冥君怒了,他开始从第十八层地狱一层一层的往上查看。
地藏王、四大判官、五方鬼帝、罗酆六天、十殿阎罗、六案功曹、十大阴帅、十二鬼将、七十六司纷纷在这十八层地狱布下了天罗地网,但冥河丝毫不惧,他直接释放出神圣道威镇压住阴间的势力,迫不及待的去每一间地狱找,只是一连找了好几层,都徒劳无功。
当心情不好的冥河老祖来到第九层地狱时,毛犊、羽嘉、介鳞、介潭领着牛头阴兵、虎头厉将、黑白无常、牛头马面正严阵以待。
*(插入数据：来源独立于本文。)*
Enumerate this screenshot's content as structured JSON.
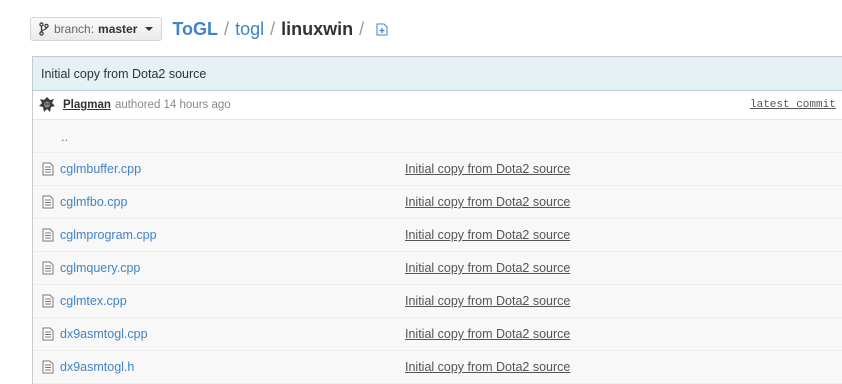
{
  "branch": {
    "prefix": "branch:",
    "name": "master"
  },
  "breadcrumb": {
    "root": "ToGL",
    "parts": [
      "togl"
    ],
    "current": "linuxwin",
    "separator": "/"
  },
  "latest_commit": {
    "message": "Initial copy from Dota2 source",
    "author": "Plagman",
    "authored_text": "authored 14 hours ago",
    "label": "latest commit"
  },
  "up_dir": "..",
  "files": [
    {
      "name": "cglmbuffer.cpp",
      "message": "Initial copy from Dota2 source"
    },
    {
      "name": "cglmfbo.cpp",
      "message": "Initial copy from Dota2 source"
    },
    {
      "name": "cglmprogram.cpp",
      "message": "Initial copy from Dota2 source"
    },
    {
      "name": "cglmquery.cpp",
      "message": "Initial copy from Dota2 source"
    },
    {
      "name": "cglmtex.cpp",
      "message": "Initial copy from Dota2 source"
    },
    {
      "name": "dx9asmtogl.cpp",
      "message": "Initial copy from Dota2 source"
    },
    {
      "name": "dx9asmtogl.h",
      "message": "Initial copy from Dota2 source"
    }
  ],
  "colors": {
    "link": "#4183c4",
    "commit_bar": "#e6f1f6"
  },
  "icons": {
    "branch": "git-branch-icon",
    "add_file": "file-add-icon",
    "file": "file-text-icon",
    "avatar": "user-avatar"
  }
}
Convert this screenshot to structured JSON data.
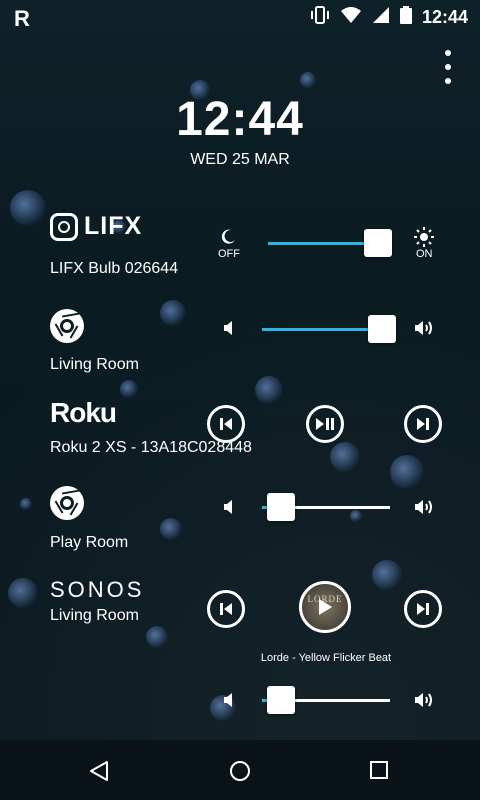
{
  "status_bar": {
    "app_glyph": "R",
    "time": "12:44",
    "icons": [
      "vibrate-icon",
      "wifi-icon",
      "signal-icon",
      "battery-icon"
    ]
  },
  "clock": {
    "time": "12:44",
    "date": "WED 25 MAR"
  },
  "devices": {
    "lifx": {
      "brand": "LIFX",
      "name": "LIFX Bulb 026644",
      "off_label": "OFF",
      "on_label": "ON",
      "brightness_percent": 90
    },
    "chromecast_living": {
      "name": "Living Room",
      "volume_percent": 90
    },
    "roku": {
      "brand": "Roku",
      "name": "Roku 2 XS - 13A18C028448"
    },
    "chromecast_play": {
      "name": "Play Room",
      "volume_percent": 10
    },
    "sonos": {
      "brand": "SONOS",
      "name": "Living Room",
      "album_art_text": "LORDE",
      "track": "Lorde - Yellow Flicker Beat",
      "volume_percent": 10
    }
  },
  "colors": {
    "accent": "#29b6e6",
    "background": "#0d1e25"
  }
}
“冥君,我们已经等你多时了,乖乖束手就擒吧。”介鳞道。
“你们根本就不是本君的对手,从寒潭杀到这第九层地狱,你们人多势众,可伤了本君一根毫毛吗?没有!西王母派你们来,就是为了送死,别指望本君会手下留情!”冥河道。
“少说废话,杀!”羽嘉说着,率先朝冥河杀去。毛犊、介鳞、介潭纷纷亮出兵刃,将混元大罗金仙的实力施展了出来。
“自寻死路!”冥河老祖冷冷一哼,双手临空一划,大道降临,飞快的斩向羽嘉、毛犊,同时身上气场直攀升,牛头阴兵、虎头厉将、黑白无常、牛头马面阴将齐齐被大气场乱飞,狼狈不堪地摔在了地上,痛得直叫苦连天。
冥河老祖的气场不是针对那些阴兵阴将的,这倒是不幸中的万幸,只是介潭、介鳞被大气场所慑,就是有再强的战意也无法撑住,他们躺在地上,背上如压着天地,根本就无法动弹。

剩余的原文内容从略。